The American Academy of Sleep Medicine (AASM) believes that daylight saving time shifts in the spring and fall should be abolished because they bring health and safety issues.
According to the academy, changing the clocks ahead and losing an hour of sleep has risks such as an increase in car crashes and fatal crashes, a rise in missed medical appointments, a higher risk of stroke and hospital admissions, a higher risk of mood disturbances, and a disruption of the body’s internal clock that harms sleep quality and leads to sleep loss.
“For years, doctors, politicians, and the general public have been discussing the health and safety benefits of removing seasonal time changes,” said Erin Flynn-Evans, a sleep and circadian researcher and a consultant to the AASM’s Public Safety Committee.

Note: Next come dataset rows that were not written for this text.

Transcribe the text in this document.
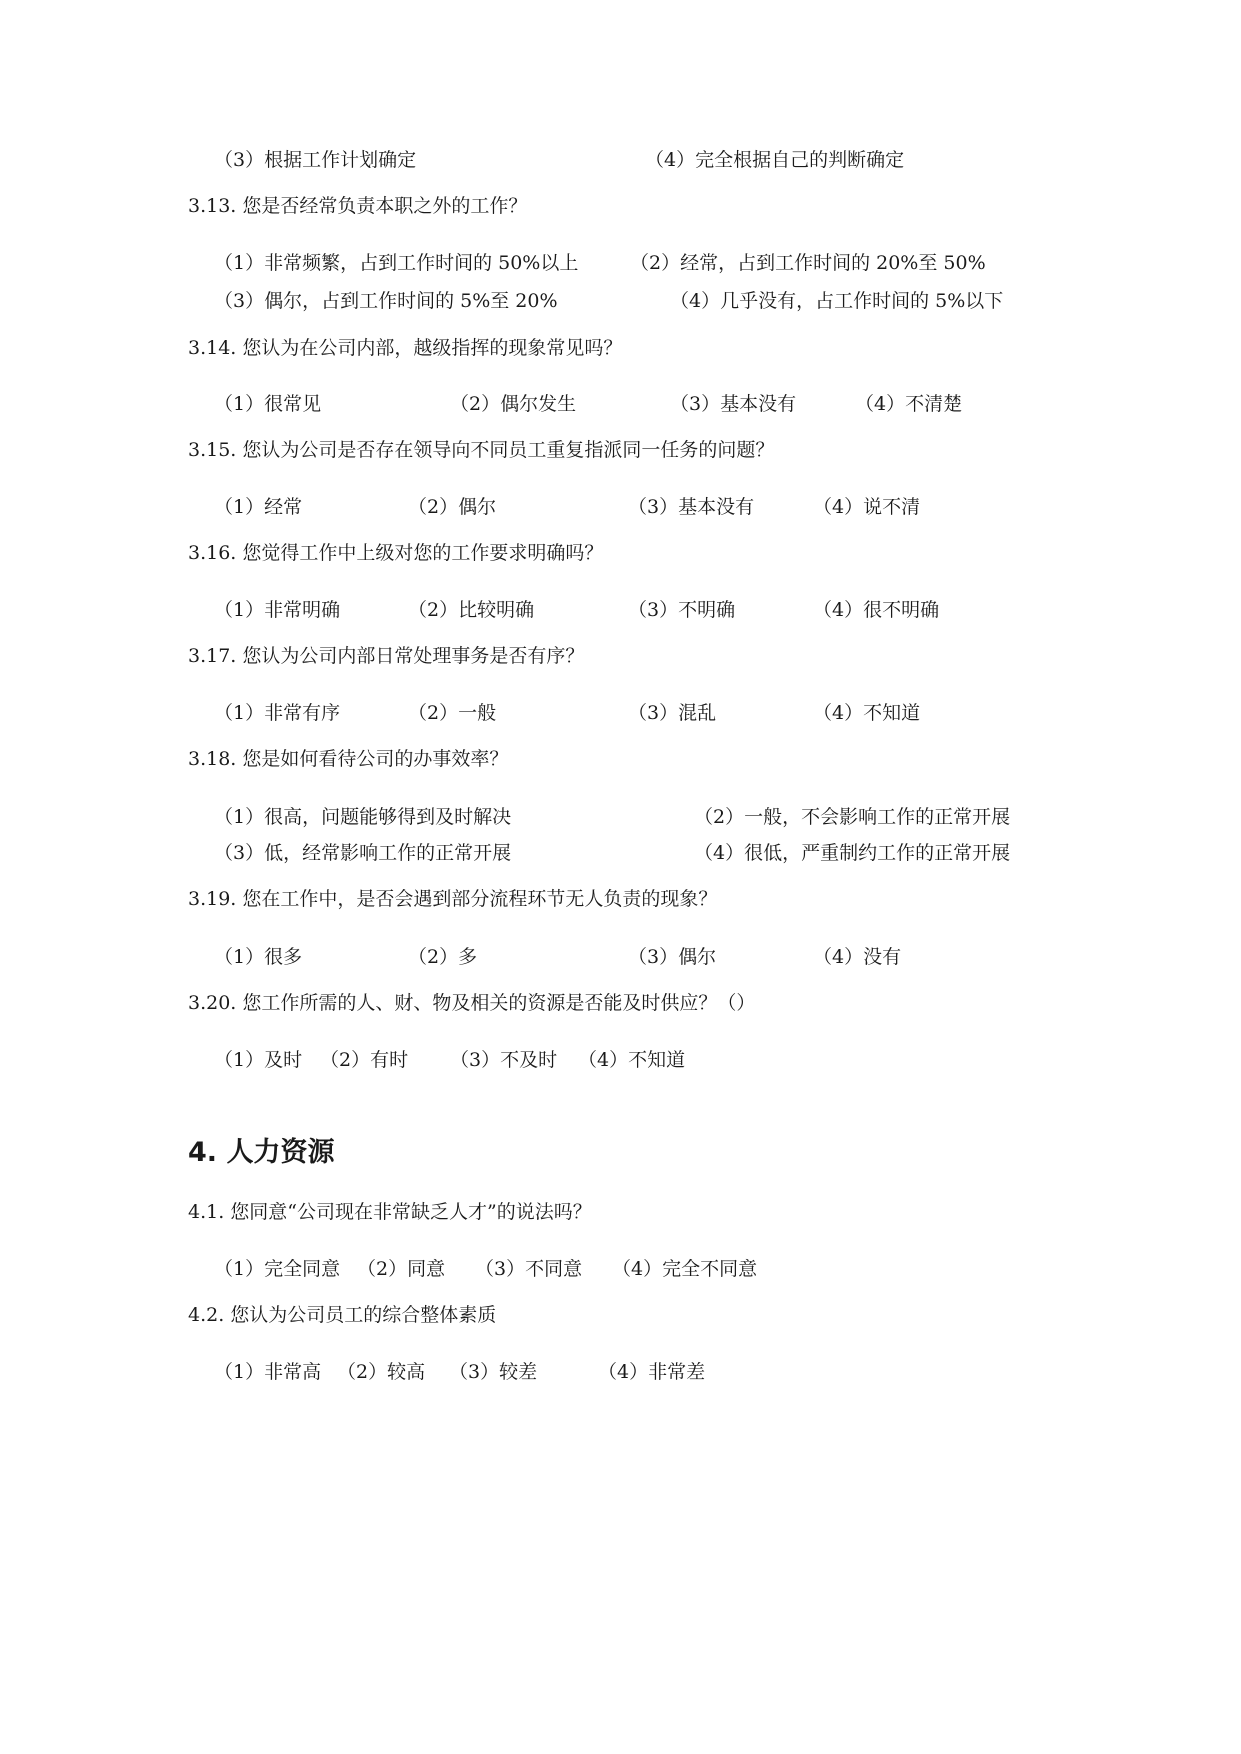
（3）根据工作计划确定	（4）完全根据自己的判断确定
3.13. 您是否经常负责本职之外的工作？
（1）非常频繁，占到工作时间的 50%以上	（2）经常，占到工作时间的 20%至 50%
（3）偶尔，占到工作时间的 5%至 20%	（4）几乎没有，占工作时间的 5%以下
3.14. 您认为在公司内部，越级指挥的现象常见吗？
（1）很常见	（2）偶尔发生	（3）基本没有	（4）不清楚
3.15. 您认为公司是否存在领导向不同员工重复指派同一任务的问题？
（1）经常	（2）偶尔	（3）基本没有	（4）说不清
3.16. 您觉得工作中上级对您的工作要求明确吗？
（1）非常明确	（2）比较明确	（3）不明确	（4）很不明确
3.17. 您认为公司内部日常处理事务是否有序？
（1）非常有序	（2）一般	（3）混乱	（4）不知道
3.18. 您是如何看待公司的办事效率？
（1）很高，问题能够得到及时解决	（2）一般，不会影响工作的正常开展
（3）低，经常影响工作的正常开展	（4）很低，严重制约工作的正常开展
3.19. 您在工作中，是否会遇到部分流程环节无人负责的现象？
（1）很多	（2）多	（3）偶尔	（4）没有
3.20. 您工作所需的人、财、物及相关的资源是否能及时供应？（）
（1）及时 （2）有时 （3）不及时 （4）不知道
4. 人力资源
4.1. 您同意“公司现在非常缺乏人才”的说法吗？
（1）完全同意 （2）同意 （3）不同意 （4）完全不同意
4.2. 您认为公司员工的综合整体素质
（1）非常高 （2）较高 （3）较差	（4）非常差
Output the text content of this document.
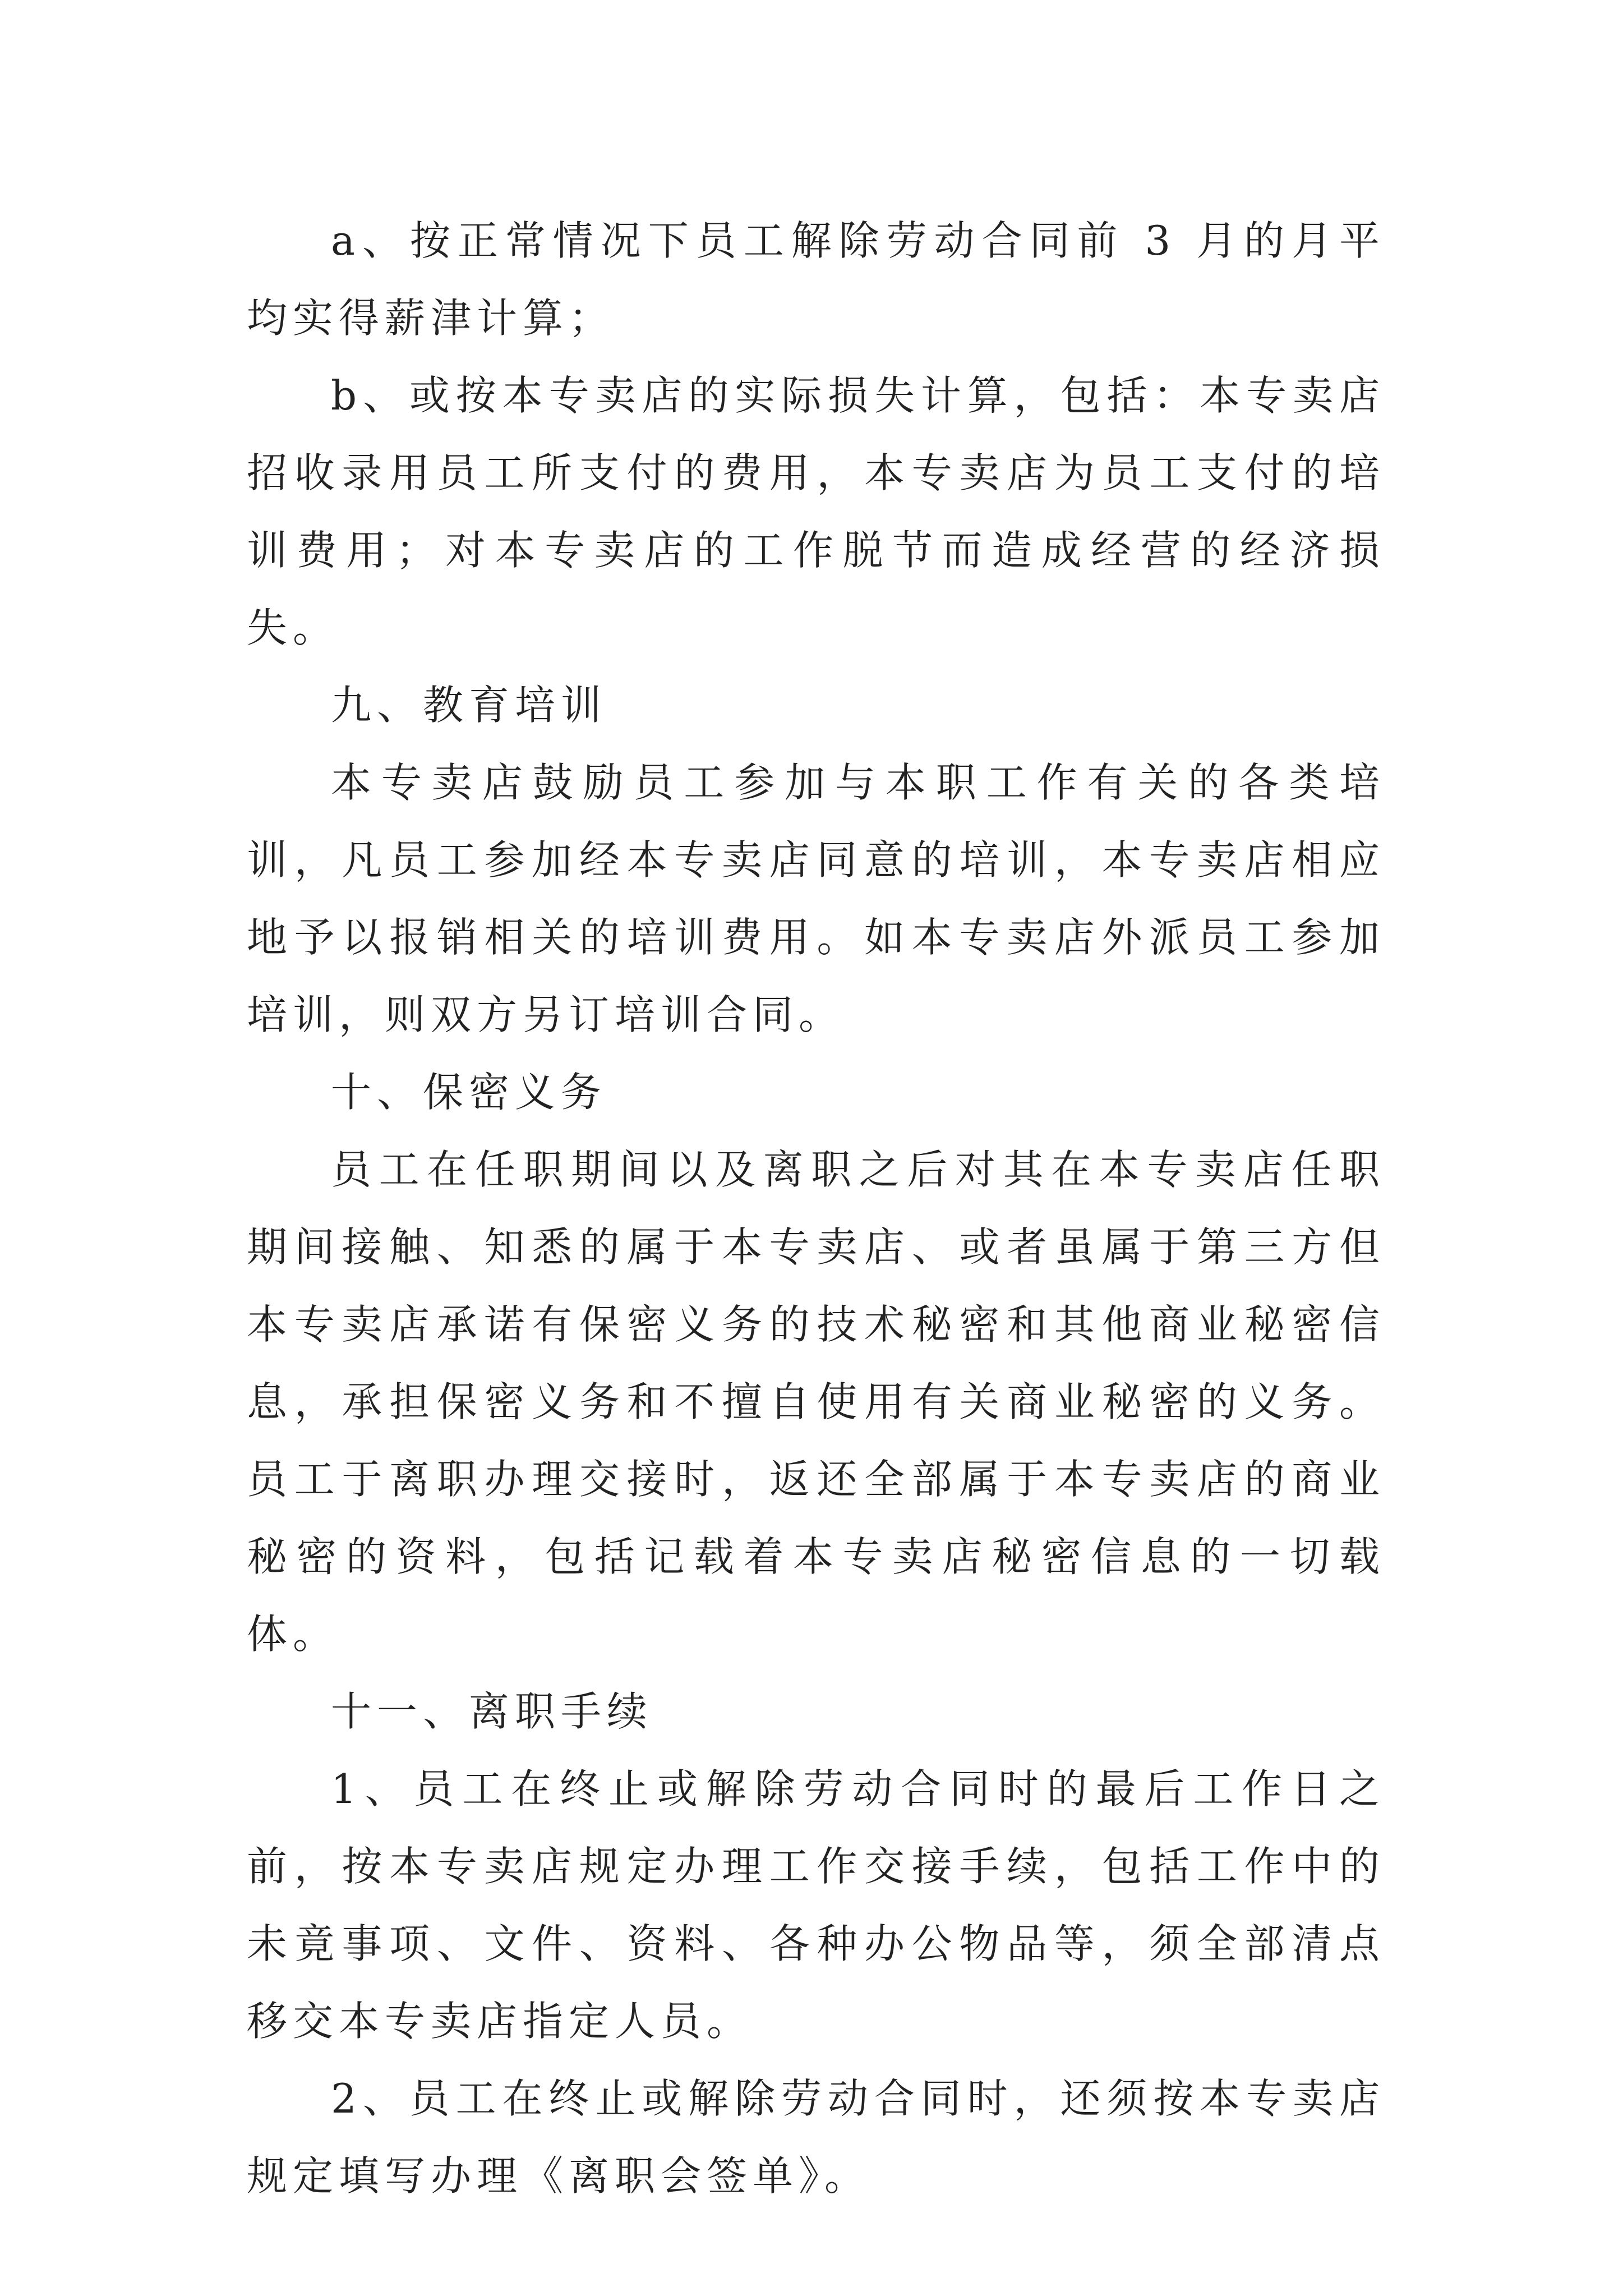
a、按正常情况下员工解除劳动合同前 3 月的月平均实得薪津计算；

b、或按本专卖店的实际损失计算，包括：本专卖店招收录用员工所支付的费用，本专卖店为员工支付的培训费用；对本专卖店的工作脱节而造成经营的经济损失。

九、教育培训

本专卖店鼓励员工参加与本职工作有关的各类培训，凡员工参加经本专卖店同意的培训，本专卖店相应地予以报销相关的培训费用。如本专卖店外派员工参加培训，则双方另订培训合同。

十、保密义务

员工在任职期间以及离职之后对其在本专卖店任职期间接触、知悉的属于本专卖店、或者虽属于第三方但本专卖店承诺有保密义务的技术秘密和其他商业秘密信息，承担保密义务和不擅自使用有关商业秘密的义务。员工于离职办理交接时，返还全部属于本专卖店的商业秘密的资料，包括记载着本专卖店秘密信息的一切载体。

十一、离职手续

1、员工在终止或解除劳动合同时的最后工作日之前，按本专卖店规定办理工作交接手续，包括工作中的未竟事项、文件、资料、各种办公物品等，须全部清点移交本专卖店指定人员。

2、员工在终止或解除劳动合同时，还须按本专卖店规定填写办理《离职会签单》。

“Research demonstrates that time changes alter the body’s circadian rhythm, or body clock, which makes it more difficult to get good sleep and has negative health and safety implications,” Flynn-Evans said in a news statement from the academy.
On Sunday, March 13, Americans will advance their clocks by one hour.
A hearing on the effects of the seasonal time shift was held this week by a panel of the United States House of Representatives, and a bill filed in the United States Senate last year would make daylight saving time permanent countrywide. More than 40 states are debating whether or not to make changes to stop the shifting.
According to the Washington Post, two specialists who spoke at the subcommittee meeting stated the seasonal disruption is harmful to sleep and connected to serious health problems.
However, the American Association for the Advancement of Science (AASM) claims that data supports the use of year-round standard time rather than daylight saving time.
“There is no doubt that ending seasonal time change is the best thing for Americans’ health,” Flynn-Evans said. “A transition to perpetual daylight time, on the other hand, would result in a misalignment between the body’s daily rhythm and the schedule of normal social commitments like work and school, resulting in greater morning darkness in the winter. As a result, year-round permanent standard time is the greatest option for closely matching the circadian sleep-wake cycle.”
The American Academy of Sleep Medicine (AASM) has these ideas to help you adjust when the clocks go forward one hour this weekend:
- Adults should get at least seven hours of sleep and teens should strive for eight hours each night before and after the time change.
- Go to bed 15 or 20 minutes earlier each night.
- In the hour before bedtime, dim your lights and minimize screen use.
- Adjust scheduling of other daily routines that are “time cues” for your body. For example, start eating dinner a little earlier each night.
- On Saturday night, set your clocks ahead one hour in the early evening. Then go to sleep at your normal bedtime.
- Go outside for some early morning sunlight on Sunday. That will help set your internal clock.
- Then, go to bed early enough on Sunday to get plenty of sleep before the work week begins Monday.
“We’re hoping to remove seasonal time adjustments in the near future,” Flynn-Evans added. “Until then, it’s critical to be aware of the health and safety implications of the time change and to plan ahead as much as possible.”